MH and I are so connected...we have had the most beautiful, deep and bonding talks, every day and every night....just sentences pouring out of us with how lucky we are to be here with each other. How lucky are we to have this time to really cherish each other and know that no matter what we will love each other forever and ever.
I couldn't ask for a better husband. He never says no to me...just is living is life right now to make sure I"m comfortable and not in need. Last night, the pain was so bad in the middle of the night..MH got up and came and sat on mysids of the bed and just stroked my arms. For over an hour he just sat there quietly..doing what ever he could do to help. Unbelievable and unconditional love.
I'm so scared of what's happening to us...but I have to hold onto hope and love.
Please pray that there is a trial drug for me. I need that most. Prayers for a scientific match.
AK-47 THIS SHIT!!!
"Don't give up, the beginning is always the hardest." My Mom:)
My tolerance for stupid shit is getting less and less.
DragnHeart ( Member #32122) posted at 1:32 AM on Monday, October 3rd, 2016
I am praying with all my might that there's a match for you!!! I wish I could hold you both so tight. Yes you'll AK47 this shit! I know you will.
(((((DS & MH)))))
Me: BS 44 nowWH: 35 almost 36 (BrokenHeart911)Four little dragons.Met 2006. Married 2008. Dday of LTPA with co worker October 19th 2010. Knew about EA with ow1 before that.Full disclosure March 8th 2019 four AP's.
FaithFool ( Member #20150) posted at 2:08 AM on Monday, October 3rd, 2016
Sending huge mojo for Thursday. ((((DS+MH)))
DDay: June 15, 2008
Mistakenly married Mr. Superfreak
20 years of OWs, WTF?
Divorced Dec 26, 2011
"Life is a shipwreck, but we must not forget
to sing in the lifeboats". -- Voltaire
minusone ( Member #50175) posted at 2:18 AM on Monday, October 3rd, 2016
((DS&MH)) still sending lots of prayers, good thoughts and mojo.

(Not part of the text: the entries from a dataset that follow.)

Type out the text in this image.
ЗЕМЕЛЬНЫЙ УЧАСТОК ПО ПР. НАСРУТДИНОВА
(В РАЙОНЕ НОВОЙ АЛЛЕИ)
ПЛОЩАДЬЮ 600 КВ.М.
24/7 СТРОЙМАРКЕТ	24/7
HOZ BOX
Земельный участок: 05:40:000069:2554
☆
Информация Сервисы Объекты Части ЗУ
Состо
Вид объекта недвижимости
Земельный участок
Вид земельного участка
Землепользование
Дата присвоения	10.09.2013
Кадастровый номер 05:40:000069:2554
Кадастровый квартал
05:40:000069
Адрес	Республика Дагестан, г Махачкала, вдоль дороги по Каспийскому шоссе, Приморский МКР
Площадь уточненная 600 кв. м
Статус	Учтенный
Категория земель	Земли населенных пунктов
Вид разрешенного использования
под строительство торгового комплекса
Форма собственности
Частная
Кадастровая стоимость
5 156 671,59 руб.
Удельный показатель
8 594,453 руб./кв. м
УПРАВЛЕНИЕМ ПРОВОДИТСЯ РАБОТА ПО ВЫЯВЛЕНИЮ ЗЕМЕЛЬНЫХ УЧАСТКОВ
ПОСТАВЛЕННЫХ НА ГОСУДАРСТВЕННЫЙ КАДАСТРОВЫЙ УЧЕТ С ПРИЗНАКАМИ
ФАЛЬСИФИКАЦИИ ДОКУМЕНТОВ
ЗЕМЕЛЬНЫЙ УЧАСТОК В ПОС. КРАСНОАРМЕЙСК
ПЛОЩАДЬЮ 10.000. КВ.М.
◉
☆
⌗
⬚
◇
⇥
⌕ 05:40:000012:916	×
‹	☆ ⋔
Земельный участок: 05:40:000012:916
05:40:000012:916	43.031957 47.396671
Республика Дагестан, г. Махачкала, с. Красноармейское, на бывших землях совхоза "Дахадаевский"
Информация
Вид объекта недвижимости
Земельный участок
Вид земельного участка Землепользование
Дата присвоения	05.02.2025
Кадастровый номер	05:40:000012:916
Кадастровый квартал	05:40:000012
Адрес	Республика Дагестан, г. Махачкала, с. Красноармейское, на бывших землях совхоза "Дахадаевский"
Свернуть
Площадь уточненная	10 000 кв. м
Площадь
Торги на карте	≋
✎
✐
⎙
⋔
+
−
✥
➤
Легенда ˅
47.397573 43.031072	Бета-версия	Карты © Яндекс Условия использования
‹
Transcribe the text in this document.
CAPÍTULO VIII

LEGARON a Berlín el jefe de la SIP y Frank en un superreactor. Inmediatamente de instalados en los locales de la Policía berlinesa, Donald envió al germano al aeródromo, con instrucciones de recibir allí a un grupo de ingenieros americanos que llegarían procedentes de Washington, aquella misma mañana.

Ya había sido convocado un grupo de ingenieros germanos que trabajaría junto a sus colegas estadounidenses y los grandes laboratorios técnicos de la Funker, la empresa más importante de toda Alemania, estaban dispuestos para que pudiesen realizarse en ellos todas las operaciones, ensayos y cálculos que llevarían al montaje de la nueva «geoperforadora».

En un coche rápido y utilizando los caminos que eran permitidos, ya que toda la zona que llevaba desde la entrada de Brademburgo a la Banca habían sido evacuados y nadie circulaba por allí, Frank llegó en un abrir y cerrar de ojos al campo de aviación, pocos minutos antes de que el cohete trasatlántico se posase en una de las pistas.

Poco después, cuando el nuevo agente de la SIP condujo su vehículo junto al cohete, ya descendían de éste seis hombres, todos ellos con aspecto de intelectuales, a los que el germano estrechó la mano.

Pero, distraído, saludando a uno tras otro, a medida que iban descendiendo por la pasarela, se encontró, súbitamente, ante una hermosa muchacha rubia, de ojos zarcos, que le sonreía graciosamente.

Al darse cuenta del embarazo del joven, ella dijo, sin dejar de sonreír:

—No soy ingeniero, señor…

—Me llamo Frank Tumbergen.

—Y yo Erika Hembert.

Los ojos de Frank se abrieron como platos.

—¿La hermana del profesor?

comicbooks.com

"I did then what I knew how to do. Now that I know better, I do better". Maya Angelou
metamorphisis ( Member #12041) posted at 2:28 AM on Monday, October 3rd, 2016
Please send all your good thoughts and mojo and prayers and love and energy for DS and MH. They sure need them and lord knows they deserve them.
Love you guys.
Go softly my sweet friend. You will always be a part of who I am.
inconnu ( Member #24518) posted at 3:12 AM on Monday, October 3rd, 2016
((((DS & MH))) every single shred of mojo and healing energy I have is being sent to you, along with lots and lots of love.